Grand design Jokowi juga mengaum di bidang hukum. Panah Jokowi untuk mereformasi institusi MK, MA dan kepolisian terus dilontarkan. Bripda Afifat yang kedapatan melakukan kekerasan kepada orang yang seharusnya dia lindungi, langsung dipecat. Di bawah pimpinan Tito Karnavian, untuk pertama kalinya institusi Polri menduduki urutan kelima terkorup di republik ini. Sepak terjang Jokowi yang terjun langsung memberantas Pungli adalah contoh konkrit langkah Jokowi di bidang hukum.
Grand design di bidang politik paling menyita energi Jokowi. Kemenangannya yang hanya berkisar 54% di Pilpres 2014 lalu, memberi pesan bahwa Jokowi punya lawan-lawan politik yang hampir seimbang dengan kawannya. Ada 46% masyarakat bukan pemilihnya, termasuk Jonru Ginting, yang sangat gencar mengkritiknya di sosial media. Jelas musuh-musuh Jokowi bertebaran di mana-mana. Mereka menunggu setiap langkahnya tersandung.

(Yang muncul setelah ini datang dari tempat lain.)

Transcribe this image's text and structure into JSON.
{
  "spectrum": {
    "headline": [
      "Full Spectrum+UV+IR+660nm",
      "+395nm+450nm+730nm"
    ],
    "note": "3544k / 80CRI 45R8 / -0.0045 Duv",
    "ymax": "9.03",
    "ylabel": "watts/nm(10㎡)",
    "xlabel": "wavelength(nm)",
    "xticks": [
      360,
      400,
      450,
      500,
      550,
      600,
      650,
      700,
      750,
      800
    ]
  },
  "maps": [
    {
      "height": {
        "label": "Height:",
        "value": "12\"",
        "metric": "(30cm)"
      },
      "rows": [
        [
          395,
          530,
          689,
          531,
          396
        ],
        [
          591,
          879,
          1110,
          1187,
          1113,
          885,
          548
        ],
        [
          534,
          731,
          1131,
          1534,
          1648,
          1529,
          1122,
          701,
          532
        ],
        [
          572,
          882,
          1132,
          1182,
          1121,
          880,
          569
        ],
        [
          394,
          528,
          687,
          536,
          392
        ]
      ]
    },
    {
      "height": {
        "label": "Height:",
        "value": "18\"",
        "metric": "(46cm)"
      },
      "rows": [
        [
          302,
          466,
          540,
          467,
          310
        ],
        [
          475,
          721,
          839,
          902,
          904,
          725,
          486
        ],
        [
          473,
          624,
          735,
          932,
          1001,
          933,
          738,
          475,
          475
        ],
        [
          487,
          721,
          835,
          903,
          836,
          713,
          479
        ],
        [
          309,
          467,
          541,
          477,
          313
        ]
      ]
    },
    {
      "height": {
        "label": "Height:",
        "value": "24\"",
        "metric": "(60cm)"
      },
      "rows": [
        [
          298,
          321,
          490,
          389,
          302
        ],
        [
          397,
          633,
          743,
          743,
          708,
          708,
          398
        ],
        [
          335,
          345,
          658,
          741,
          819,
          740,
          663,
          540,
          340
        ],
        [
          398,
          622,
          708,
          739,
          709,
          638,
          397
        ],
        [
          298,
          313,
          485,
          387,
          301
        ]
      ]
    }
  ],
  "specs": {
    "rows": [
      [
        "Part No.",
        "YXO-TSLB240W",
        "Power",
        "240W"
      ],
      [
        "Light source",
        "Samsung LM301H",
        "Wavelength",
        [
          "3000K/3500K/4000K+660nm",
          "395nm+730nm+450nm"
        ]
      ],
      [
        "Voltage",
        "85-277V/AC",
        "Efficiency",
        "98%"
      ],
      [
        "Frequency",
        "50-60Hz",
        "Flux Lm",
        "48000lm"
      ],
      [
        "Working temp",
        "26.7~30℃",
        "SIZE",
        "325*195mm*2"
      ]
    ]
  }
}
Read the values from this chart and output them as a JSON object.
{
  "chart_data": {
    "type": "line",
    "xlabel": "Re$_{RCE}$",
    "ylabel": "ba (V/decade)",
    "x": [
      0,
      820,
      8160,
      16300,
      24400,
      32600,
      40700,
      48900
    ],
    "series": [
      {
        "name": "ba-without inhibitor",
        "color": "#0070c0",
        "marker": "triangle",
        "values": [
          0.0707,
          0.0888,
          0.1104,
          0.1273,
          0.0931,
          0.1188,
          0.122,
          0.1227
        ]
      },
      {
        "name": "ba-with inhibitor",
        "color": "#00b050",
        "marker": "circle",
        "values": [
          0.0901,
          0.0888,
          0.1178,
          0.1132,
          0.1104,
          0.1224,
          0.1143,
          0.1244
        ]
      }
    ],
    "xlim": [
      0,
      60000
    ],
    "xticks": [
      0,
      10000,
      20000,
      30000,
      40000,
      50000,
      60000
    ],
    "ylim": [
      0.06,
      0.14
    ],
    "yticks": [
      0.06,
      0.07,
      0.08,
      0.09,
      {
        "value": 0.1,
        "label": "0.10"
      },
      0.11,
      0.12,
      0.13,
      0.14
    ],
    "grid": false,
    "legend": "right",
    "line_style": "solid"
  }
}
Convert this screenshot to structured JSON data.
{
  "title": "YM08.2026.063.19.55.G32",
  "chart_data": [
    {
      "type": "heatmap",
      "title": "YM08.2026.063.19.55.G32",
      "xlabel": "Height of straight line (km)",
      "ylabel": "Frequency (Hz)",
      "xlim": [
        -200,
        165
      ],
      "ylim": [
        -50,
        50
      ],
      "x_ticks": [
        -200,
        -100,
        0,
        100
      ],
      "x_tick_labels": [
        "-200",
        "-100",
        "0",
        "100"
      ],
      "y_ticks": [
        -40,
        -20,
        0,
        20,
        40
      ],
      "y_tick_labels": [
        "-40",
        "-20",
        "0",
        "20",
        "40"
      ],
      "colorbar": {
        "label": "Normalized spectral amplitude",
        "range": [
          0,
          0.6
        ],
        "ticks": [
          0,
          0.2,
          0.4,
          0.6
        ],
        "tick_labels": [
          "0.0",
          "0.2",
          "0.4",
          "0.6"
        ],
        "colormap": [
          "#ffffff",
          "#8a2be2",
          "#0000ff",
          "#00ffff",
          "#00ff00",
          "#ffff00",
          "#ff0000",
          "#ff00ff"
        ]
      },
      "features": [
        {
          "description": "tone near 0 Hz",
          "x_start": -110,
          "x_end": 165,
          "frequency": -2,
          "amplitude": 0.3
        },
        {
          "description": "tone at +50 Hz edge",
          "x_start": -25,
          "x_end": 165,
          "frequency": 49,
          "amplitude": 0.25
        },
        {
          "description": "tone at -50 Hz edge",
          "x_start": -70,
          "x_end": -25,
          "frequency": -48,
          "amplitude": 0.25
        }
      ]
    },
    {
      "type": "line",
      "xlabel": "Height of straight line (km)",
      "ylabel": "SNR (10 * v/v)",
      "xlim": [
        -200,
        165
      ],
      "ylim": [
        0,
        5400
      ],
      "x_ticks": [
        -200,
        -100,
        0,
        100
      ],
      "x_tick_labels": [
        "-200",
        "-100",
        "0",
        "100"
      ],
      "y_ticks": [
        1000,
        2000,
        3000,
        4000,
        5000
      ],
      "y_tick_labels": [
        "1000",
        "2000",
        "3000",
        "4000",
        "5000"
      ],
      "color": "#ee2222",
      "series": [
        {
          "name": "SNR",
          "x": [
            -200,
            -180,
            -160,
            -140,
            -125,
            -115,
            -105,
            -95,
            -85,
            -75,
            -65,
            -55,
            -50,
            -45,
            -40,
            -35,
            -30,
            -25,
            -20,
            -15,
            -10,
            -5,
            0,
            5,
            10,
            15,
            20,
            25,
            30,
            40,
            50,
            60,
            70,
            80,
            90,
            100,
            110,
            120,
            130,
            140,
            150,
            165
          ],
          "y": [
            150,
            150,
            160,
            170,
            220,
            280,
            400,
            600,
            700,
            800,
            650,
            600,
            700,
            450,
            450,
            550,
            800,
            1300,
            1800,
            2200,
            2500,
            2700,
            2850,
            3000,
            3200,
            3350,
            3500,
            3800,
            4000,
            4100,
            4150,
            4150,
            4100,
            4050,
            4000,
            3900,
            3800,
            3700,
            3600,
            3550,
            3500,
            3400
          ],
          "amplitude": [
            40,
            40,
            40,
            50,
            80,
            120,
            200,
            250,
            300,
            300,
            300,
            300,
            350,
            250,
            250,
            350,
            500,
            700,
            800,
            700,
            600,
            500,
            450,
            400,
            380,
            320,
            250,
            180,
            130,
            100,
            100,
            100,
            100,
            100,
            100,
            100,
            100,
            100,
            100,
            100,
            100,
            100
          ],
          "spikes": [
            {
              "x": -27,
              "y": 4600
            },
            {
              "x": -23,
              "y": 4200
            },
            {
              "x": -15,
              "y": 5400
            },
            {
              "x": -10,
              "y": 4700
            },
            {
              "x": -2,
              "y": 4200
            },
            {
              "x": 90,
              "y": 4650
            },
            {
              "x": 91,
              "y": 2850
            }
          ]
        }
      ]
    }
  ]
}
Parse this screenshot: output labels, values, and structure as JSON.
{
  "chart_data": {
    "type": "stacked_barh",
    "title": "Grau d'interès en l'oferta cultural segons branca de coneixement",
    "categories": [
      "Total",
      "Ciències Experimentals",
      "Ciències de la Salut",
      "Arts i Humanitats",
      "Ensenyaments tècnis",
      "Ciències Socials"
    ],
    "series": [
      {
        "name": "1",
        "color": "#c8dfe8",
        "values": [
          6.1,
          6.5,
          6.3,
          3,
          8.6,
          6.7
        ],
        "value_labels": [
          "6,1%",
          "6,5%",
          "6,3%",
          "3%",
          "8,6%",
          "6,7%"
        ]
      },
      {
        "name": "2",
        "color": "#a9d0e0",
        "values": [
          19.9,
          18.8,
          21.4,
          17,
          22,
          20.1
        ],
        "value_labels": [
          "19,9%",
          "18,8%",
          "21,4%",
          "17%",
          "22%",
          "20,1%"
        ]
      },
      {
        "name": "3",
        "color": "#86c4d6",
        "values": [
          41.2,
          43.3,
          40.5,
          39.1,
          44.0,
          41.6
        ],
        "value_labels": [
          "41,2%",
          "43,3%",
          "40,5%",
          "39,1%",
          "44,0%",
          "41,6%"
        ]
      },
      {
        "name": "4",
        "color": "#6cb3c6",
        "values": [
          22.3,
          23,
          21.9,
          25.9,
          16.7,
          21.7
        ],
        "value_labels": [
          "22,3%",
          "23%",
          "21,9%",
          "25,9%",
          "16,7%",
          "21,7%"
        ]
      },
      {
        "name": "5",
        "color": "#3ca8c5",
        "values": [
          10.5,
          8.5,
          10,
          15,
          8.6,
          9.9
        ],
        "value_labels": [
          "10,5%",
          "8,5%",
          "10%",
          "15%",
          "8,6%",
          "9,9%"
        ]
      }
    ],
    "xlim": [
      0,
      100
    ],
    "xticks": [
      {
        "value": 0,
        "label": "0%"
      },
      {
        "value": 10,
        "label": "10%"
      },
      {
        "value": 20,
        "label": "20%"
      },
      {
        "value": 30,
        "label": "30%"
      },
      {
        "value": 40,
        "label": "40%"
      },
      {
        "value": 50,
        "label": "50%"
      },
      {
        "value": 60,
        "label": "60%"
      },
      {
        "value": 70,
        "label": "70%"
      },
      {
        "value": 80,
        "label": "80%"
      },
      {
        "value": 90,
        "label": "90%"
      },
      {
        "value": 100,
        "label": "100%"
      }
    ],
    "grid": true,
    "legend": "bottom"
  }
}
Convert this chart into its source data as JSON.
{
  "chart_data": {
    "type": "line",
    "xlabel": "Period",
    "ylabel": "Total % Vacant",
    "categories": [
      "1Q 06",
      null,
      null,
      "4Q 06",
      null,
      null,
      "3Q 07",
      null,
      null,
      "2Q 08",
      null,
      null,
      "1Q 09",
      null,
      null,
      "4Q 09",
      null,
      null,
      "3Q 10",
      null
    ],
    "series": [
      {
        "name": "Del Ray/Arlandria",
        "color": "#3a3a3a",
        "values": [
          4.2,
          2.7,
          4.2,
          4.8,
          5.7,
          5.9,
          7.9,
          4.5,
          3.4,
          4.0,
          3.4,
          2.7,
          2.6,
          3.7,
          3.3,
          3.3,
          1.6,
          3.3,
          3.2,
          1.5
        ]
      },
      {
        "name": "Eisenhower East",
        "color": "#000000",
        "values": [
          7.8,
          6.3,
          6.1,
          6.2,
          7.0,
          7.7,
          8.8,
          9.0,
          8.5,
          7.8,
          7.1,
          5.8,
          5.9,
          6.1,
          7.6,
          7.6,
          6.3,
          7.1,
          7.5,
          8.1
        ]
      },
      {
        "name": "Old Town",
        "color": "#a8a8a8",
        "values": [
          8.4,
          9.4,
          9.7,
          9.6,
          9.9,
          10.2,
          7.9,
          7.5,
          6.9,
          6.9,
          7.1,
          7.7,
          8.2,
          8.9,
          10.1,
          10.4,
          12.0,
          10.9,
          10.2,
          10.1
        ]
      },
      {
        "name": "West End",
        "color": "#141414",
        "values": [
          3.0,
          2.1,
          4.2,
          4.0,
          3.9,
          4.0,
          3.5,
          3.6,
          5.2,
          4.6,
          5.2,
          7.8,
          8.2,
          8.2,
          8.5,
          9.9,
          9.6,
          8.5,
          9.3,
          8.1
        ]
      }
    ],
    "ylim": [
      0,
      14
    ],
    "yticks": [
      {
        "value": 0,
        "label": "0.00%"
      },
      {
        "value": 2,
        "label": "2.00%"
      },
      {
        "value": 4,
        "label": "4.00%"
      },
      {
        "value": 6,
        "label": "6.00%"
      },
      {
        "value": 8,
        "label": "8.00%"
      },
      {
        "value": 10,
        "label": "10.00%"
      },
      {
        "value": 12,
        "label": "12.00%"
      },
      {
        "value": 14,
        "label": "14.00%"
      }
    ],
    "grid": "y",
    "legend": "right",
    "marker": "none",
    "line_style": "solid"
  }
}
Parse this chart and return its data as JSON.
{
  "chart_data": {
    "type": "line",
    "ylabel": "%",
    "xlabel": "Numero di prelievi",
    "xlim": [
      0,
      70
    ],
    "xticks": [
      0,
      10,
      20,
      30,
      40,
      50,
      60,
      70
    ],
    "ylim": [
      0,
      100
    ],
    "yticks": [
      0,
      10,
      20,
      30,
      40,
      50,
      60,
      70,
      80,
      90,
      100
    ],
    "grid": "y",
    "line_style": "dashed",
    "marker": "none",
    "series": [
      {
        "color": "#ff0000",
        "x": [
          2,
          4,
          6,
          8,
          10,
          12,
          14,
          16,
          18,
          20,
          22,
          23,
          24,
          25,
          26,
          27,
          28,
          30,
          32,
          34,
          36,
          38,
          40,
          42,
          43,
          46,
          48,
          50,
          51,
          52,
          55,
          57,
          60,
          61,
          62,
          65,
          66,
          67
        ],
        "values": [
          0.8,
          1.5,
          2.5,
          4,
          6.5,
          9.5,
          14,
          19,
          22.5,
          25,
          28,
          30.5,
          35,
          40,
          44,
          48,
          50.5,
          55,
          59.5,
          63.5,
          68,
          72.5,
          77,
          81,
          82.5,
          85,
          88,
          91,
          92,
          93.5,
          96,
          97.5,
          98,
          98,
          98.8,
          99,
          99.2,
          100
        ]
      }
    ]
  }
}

Nah, di sini pun Jokowi terlihat berkepala batu, terus menyetel ruas-ruas politik sesuai dengan grand design -nya. Dan itulah yang terjadi dalam kasus Ahok.
Dalam kasus Ahok misalnya, Jokowi memainkan permainan catur tingkat tinggi ala Garry Kasparov. Demo mengejutkan 411 dan 212 telah merevolusi permainan catur Jokowi. Seperti yang dijelaskan sebelumnya bahwa Jokowi akhirnya mundur selangkah dan membiarkan Ahok sebagai tersangka. Namun di sinilah permainan catur itu semakin menarik.
Rupanya dengan tersangkanya Ahok, maka mudahlah bagi Jokowi membidik dan menyerang balik lawan-lawan politiknya sampai lebaran kuda. Lawan-lawan politik Jokowi yang saya sebut sebagai begundal-begundal politik seperti Ratna Sarumpaet, Ahmad Dhani, Rizieq Shihab, dan seterusnya, kini dibuat tak berkutik. Mereka sekarang terlihat tidak lebih hebat dari preman liar politik.